Subtilezas

Era de manhã e as pupilas tinham acabado de se retrair. Tal como ontem, o sol já ia alto. Muitos passos já se tinham dado nas ruas. Muitas decisões já se tinham tomado. O dia já não era uma criança. E pensava cá para mim: que grande lontra sou! Espreitei pela janela com os meus olhos paralelos ao rebordo da mesma, como quem tem medo da civilização.

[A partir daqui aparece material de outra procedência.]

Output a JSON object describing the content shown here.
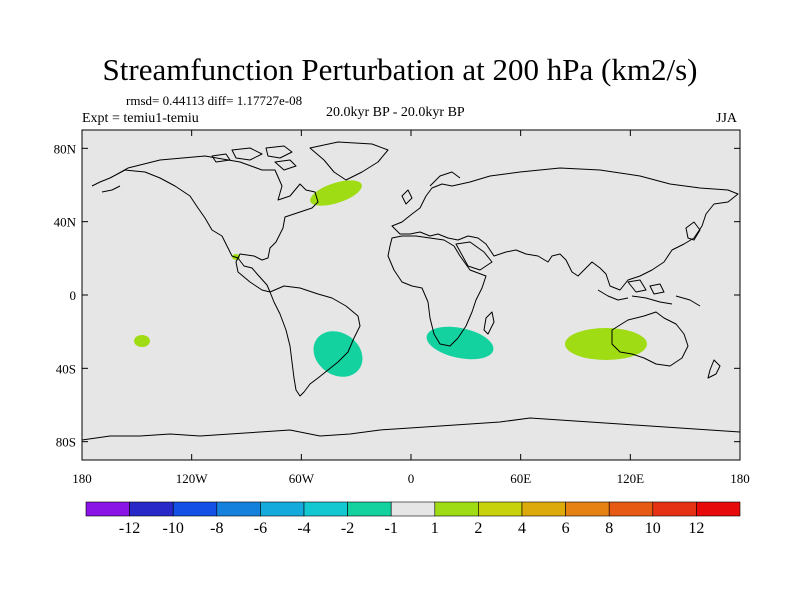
{
  "title": "Streamfunction Perturbation at 200 hPa (km2/s)",
  "stats": "rmsd= 0.44113 diff= 1.17727e-08",
  "experiment": "Expt = temiu1-temiu",
  "period": "20.0kyr BP - 20.0kyr BP",
  "season": "JJA",
  "colors": {
    "ocean": "#e6e6e6",
    "positive_anomaly": "#a0dc14",
    "negative_anomaly": "#14d2a0",
    "coastline": "#000000"
  },
  "chart_data": {
    "type": "heatmap",
    "projection": "cylindrical-equidistant",
    "lon_range": [
      -180,
      180
    ],
    "lat_range": [
      -90,
      90
    ],
    "x_ticks": [
      {
        "value": -180,
        "label": "180"
      },
      {
        "value": -120,
        "label": "120W"
      },
      {
        "value": -60,
        "label": "60W"
      },
      {
        "value": 0,
        "label": "0"
      },
      {
        "value": 60,
        "label": "60E"
      },
      {
        "value": 120,
        "label": "120E"
      },
      {
        "value": 180,
        "label": "180"
      }
    ],
    "y_ticks": [
      {
        "value": 80,
        "label": "80N"
      },
      {
        "value": 40,
        "label": "40N"
      },
      {
        "value": 0,
        "label": "0"
      },
      {
        "value": -40,
        "label": "40S"
      },
      {
        "value": -80,
        "label": "80S"
      }
    ],
    "anomalies": [
      {
        "name": "north-atlantic",
        "sign": "positive",
        "level": 1,
        "lon": -35,
        "lat": 57
      },
      {
        "name": "central-america",
        "sign": "positive",
        "level": 1,
        "lon": -96,
        "lat": 21
      },
      {
        "name": "south-pacific",
        "sign": "positive",
        "level": 1,
        "lon": -147,
        "lat": -24
      },
      {
        "name": "south-america",
        "sign": "negative",
        "level": -1,
        "lon": -40,
        "lat": -32
      },
      {
        "name": "southern-africa",
        "sign": "negative",
        "level": -1,
        "lon": 24,
        "lat": -23
      },
      {
        "name": "indian-ocean-australia",
        "sign": "positive",
        "level": 1,
        "lon": 115,
        "lat": -25
      }
    ],
    "colorbar": {
      "labels": [
        "-12",
        "-10",
        "-8",
        "-6",
        "-4",
        "-2",
        "-1",
        "1",
        "2",
        "4",
        "6",
        "8",
        "10",
        "12"
      ],
      "colors": [
        "#8a14e6",
        "#2828c8",
        "#1450e6",
        "#1482dc",
        "#14aadc",
        "#14c8d2",
        "#14d2a0",
        "#e6e6e6",
        "#a0dc14",
        "#c8d20a",
        "#dcaa0a",
        "#e68214",
        "#e65a14",
        "#e63214",
        "#e60a0a"
      ]
    }
  }
}
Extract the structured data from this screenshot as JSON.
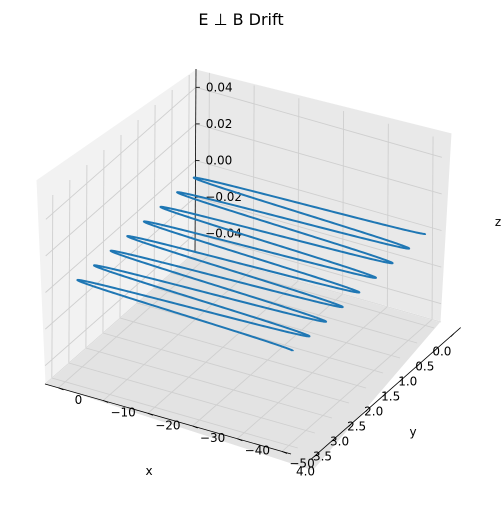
{
  "chart_data": {
    "type": "line",
    "projection": "3d",
    "title": "E ⊥ B Drift",
    "xlabel": "x",
    "ylabel": "y",
    "zlabel": "z",
    "xlim": [
      -0.2,
      4.2
    ],
    "ylim": [
      -52,
      3
    ],
    "zlim": [
      -0.05,
      0.05
    ],
    "x_ticks": [
      "0.0",
      "0.5",
      "1.0",
      "1.5",
      "2.0",
      "2.5",
      "3.0",
      "3.5",
      "4.0"
    ],
    "y_ticks": [
      "0",
      "−10",
      "−20",
      "−30",
      "−40",
      "−50"
    ],
    "z_ticks": [
      "0.04",
      "0.02",
      "0.00",
      "−0.02",
      "−0.04"
    ],
    "grid": true,
    "series": [
      {
        "color": "#1f77b4",
        "description_points": {
          "loops": 8,
          "x_range": [
            0.0,
            4.0
          ],
          "y_range": [
            -50,
            0
          ],
          "z": 0.0,
          "start": {
            "x": 0.0,
            "y": -50.0
          },
          "end": {
            "x": 3.9,
            "y": 0.0
          }
        }
      }
    ]
  }
}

Não sou alguém que tenha nascido na Grécia por entre templos, ideias ousadas e teorias promissoras. Não sou uma filósofa. Mas a lógica das coisas seduz-me e as dicotomias alimentam-me. E, apesar de limitada pela geometria desta janela, ponho-me a divagar por entre humildes pensamentos, até me perder nos labirintos da razão e do coração. Ou até que leve um abanão da consciência e desça à terra. Mas, por enquanto, debruço-me sobre este cenário deleitoso, onde me ponho a dissecar ações e pensamentos preliminares. Fico a imaginar o quão trabalhoso deve ter sido pintar aquelas riscas brancas da estrada, a observar em como o grupo de crianças ao fundo da rua se tornou numa ilha de júbilo por entre preconceitos humanos, a pensar se o empresário do ramo de flores o vai entregar a alguém que realmente ama. Pergunto-me porque as pessoas se desviam do sol, sendo provavelmente a coisa mais genuína das suas vidas. Porque somos uma espécie bípede, se isso só nos tornou mais imponentes e fanfarrões, alardeando valentias próprias. Porque não dizemos bom dia às pessoas, se sentimos os nossos pulsos a bater. E ponho-me a conspirar sobre os pensamentos atarefados das pessoas. O que irão fazer a seguir? Qual será o seu destino? Onde irão almoçar? Ou será que amanhã estarão noutro país? E lá continuo absorta aos meus afazeres, descortinando o singelo e repelindo formalidades.
Esta sou eu. Uma fiel sonhadora, inimiga de utopias e amante dos porquês.